La vanité des titres ne s’introduisit dans nos climats septentrionaux de l’Europe que quand les Romains eurent fait connaissance avec la sublimité asiatique. La plupart des rois de l’Asie étaient et sont encore cousins germains du soleil et de la lune : leurs sujets n’osent jamais prétendre à cette alliance ; et tel gouverneur de province qui s’intitule Muscade de consolation et Rose de plaisir, serait empalé s’il se disait parent le moins du monde de la lune et du soleil.

Constantin fut, je pense, le premier empereur romain qui chargea l’humilité chrétienne d’une page de noms fastueux. Il est vrai qu’avant lui on donnait du dieu aux empereurs. Mais ce mot dieu ne signifiait rien d’approchant de ce que nous entendons. Divus Augustus, divus Trajanus, voulaient dire saint Auguste, saint Trajan. On croyait qu’il était de la dignité de l’empire romain que l’âme de son chef allât au ciel après sa mort ; et souvent même on accordait le titre de saint, de divus, à l’empereur, en avancement d’hoirie. C’est à peu près par cette raison que les premiers patriarches de l’Église chrétienne s’appelaient tous votre sainteté. On les nommait ainsi pour les faire souvenir de ce qu’ils devaient être.
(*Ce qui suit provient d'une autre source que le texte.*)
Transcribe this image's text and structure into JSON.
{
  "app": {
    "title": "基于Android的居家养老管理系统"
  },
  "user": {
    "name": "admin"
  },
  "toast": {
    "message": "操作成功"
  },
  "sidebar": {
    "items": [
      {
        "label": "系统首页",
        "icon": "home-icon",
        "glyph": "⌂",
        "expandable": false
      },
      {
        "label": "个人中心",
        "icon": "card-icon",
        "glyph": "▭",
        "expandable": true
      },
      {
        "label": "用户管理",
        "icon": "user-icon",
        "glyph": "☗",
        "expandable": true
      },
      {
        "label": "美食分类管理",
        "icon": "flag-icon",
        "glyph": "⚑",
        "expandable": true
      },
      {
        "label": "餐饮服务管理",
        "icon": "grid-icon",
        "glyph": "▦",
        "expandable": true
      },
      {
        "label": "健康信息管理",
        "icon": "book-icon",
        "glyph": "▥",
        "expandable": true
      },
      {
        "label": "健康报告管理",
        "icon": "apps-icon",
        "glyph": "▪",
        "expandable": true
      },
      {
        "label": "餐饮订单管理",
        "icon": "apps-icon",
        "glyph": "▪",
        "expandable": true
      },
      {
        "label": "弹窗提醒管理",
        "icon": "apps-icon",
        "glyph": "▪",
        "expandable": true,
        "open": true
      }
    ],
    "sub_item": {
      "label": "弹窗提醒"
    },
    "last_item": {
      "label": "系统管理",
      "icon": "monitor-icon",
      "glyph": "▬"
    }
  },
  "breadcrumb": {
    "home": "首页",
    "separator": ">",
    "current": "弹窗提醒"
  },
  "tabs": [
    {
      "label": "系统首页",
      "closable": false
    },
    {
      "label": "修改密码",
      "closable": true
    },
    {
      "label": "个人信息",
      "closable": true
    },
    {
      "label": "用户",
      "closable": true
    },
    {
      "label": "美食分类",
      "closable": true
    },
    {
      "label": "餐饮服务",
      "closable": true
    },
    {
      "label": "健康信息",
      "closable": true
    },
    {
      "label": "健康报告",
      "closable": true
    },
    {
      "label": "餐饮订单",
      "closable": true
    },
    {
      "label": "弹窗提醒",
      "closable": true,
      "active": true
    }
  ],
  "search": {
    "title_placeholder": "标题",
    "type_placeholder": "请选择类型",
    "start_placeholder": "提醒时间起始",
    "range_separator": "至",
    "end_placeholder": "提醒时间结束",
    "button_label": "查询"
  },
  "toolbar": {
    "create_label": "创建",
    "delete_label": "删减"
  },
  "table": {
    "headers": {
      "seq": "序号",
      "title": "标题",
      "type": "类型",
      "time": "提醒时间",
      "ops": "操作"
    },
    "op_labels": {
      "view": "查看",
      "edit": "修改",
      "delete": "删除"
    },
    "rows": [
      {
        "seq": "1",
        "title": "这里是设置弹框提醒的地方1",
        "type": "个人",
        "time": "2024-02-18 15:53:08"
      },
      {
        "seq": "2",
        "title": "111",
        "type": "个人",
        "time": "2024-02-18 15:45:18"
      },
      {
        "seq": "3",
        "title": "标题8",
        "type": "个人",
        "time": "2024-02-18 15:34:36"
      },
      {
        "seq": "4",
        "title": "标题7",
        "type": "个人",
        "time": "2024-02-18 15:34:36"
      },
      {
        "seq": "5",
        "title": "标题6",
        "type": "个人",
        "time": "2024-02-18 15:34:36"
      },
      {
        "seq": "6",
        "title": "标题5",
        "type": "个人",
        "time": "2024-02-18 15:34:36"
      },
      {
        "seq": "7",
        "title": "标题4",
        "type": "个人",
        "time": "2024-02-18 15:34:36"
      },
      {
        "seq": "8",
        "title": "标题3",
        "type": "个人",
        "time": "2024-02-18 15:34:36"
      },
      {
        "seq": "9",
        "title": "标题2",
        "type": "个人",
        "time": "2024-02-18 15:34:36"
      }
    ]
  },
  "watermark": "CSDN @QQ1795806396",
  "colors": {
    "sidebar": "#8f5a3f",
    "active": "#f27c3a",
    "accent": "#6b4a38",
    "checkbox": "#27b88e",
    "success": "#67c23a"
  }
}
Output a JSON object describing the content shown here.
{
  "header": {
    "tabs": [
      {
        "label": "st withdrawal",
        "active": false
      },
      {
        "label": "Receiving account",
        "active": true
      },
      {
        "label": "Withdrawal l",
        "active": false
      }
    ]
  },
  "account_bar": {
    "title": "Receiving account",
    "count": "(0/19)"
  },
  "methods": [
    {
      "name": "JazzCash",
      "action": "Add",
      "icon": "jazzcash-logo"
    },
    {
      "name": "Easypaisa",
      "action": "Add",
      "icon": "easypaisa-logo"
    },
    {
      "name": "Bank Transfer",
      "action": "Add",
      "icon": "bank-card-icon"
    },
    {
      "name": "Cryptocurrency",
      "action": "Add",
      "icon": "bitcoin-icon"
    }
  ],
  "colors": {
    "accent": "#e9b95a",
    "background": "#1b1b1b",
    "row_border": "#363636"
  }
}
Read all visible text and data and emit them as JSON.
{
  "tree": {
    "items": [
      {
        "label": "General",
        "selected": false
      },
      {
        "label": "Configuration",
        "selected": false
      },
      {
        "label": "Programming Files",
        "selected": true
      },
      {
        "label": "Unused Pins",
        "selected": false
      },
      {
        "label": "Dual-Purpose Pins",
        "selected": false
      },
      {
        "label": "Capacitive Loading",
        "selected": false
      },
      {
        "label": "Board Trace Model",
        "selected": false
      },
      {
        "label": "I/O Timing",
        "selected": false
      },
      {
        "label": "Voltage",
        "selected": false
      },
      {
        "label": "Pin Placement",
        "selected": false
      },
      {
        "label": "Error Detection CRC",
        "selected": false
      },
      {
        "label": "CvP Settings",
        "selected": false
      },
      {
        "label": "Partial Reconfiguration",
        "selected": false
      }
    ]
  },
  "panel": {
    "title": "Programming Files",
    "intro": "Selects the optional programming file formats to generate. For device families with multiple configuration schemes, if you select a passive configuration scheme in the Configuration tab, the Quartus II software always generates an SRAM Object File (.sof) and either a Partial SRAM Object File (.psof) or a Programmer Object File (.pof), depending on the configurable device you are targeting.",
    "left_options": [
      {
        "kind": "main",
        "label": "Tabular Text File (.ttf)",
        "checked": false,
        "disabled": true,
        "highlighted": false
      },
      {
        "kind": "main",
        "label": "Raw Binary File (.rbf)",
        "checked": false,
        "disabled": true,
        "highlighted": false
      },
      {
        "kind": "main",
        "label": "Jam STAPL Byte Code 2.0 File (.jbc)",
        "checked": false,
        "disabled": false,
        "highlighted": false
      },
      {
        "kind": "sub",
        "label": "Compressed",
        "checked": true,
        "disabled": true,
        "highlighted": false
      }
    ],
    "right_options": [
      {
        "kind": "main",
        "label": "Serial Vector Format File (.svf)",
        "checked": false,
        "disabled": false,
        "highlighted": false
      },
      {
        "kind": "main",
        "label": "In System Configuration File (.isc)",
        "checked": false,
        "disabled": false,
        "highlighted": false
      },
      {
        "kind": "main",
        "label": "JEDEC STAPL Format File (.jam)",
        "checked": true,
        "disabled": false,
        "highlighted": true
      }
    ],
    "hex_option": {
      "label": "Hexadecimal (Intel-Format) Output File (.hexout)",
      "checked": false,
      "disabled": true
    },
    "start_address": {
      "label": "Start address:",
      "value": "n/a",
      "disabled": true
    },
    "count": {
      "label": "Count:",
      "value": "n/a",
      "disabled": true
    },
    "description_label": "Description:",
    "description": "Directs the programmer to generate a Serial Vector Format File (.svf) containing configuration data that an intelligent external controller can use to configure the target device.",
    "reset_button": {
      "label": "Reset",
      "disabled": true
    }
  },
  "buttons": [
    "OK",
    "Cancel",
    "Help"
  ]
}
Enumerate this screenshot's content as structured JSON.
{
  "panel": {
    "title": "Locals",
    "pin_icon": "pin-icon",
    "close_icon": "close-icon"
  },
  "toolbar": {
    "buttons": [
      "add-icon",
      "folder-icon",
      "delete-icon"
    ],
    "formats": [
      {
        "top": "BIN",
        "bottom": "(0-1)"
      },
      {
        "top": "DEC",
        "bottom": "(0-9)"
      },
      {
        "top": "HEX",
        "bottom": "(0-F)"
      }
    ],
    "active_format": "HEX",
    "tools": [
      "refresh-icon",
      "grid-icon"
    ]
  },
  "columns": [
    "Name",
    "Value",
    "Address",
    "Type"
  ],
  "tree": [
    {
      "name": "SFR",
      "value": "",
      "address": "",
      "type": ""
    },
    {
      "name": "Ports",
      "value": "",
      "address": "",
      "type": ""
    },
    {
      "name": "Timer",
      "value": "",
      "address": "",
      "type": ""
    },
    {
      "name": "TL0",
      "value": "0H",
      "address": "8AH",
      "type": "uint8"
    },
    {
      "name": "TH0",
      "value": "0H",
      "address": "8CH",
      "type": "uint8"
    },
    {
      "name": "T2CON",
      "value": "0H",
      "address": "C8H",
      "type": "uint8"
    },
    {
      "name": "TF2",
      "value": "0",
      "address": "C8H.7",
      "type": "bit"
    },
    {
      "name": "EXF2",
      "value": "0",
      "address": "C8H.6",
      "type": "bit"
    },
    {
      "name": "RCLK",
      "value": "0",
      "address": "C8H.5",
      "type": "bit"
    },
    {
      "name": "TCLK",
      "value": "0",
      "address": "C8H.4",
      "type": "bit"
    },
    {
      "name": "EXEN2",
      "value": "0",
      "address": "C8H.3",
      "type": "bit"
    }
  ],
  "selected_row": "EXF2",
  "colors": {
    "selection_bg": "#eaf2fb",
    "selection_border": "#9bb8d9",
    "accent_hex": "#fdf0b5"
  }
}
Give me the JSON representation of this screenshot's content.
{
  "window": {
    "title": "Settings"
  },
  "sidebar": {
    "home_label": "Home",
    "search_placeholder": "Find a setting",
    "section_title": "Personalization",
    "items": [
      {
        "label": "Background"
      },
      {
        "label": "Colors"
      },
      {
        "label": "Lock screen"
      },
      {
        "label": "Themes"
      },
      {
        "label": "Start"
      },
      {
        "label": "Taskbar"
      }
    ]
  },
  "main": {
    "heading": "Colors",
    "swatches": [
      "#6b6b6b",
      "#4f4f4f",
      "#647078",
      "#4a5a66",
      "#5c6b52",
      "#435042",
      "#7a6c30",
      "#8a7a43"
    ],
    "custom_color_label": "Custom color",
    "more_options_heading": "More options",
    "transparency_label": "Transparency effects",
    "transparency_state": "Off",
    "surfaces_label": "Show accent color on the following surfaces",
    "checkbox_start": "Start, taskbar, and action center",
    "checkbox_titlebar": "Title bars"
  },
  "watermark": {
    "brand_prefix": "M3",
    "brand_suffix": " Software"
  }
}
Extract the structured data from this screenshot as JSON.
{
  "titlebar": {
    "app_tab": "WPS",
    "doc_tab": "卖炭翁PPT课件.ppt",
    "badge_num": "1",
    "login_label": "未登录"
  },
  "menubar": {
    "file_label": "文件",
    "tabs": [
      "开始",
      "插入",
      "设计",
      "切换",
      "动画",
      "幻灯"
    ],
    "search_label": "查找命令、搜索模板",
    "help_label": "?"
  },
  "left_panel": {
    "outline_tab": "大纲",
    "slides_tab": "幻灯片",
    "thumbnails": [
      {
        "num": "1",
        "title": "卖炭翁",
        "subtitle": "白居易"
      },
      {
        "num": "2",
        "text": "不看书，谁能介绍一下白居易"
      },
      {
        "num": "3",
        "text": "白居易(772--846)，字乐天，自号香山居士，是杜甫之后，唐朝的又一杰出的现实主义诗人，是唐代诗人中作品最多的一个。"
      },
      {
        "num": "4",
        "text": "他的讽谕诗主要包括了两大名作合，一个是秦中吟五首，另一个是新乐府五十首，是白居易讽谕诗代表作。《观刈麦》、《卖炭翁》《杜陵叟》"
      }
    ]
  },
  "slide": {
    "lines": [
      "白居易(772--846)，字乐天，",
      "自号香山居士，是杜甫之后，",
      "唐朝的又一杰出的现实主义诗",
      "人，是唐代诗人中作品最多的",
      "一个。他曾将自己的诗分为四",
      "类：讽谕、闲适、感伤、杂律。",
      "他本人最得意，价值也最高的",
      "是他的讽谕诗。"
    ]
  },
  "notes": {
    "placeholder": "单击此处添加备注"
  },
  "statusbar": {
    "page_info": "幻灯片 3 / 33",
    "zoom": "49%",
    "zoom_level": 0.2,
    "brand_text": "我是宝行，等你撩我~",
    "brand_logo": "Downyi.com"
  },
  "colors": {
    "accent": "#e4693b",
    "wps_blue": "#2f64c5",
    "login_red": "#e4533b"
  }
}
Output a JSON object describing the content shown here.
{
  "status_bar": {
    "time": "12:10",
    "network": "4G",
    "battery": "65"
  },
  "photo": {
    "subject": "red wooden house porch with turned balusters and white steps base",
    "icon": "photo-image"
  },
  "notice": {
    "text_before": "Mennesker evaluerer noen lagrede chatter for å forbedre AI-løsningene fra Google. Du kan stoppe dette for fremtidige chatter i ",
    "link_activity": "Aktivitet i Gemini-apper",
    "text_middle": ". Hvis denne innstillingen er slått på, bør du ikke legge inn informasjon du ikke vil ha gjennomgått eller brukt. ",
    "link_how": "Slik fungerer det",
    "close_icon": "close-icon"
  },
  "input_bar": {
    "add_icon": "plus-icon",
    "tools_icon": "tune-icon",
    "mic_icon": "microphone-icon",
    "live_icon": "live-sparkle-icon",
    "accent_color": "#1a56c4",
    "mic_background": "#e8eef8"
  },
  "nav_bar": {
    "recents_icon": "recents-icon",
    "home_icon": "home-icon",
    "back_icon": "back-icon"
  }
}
On se donne quelquefois à soi-même des titres fort humbles, pourvu qu’on en reçoive de fort honorables. Tel abbé qui s’intitule frère, se fait appeler monseigneur par ses moines. Le pape se nomme serviteur des serviteurs de Dieu. Un bon prêtre du Holstein écrivit un jour au pape Pie IV : À Pie IV, serviteur des serviteurs de Dieu. Il alla ensuite à Rome solliciter son affaire : et l’Inquisition le fit mettre en prison pour lui apprendre à écrire.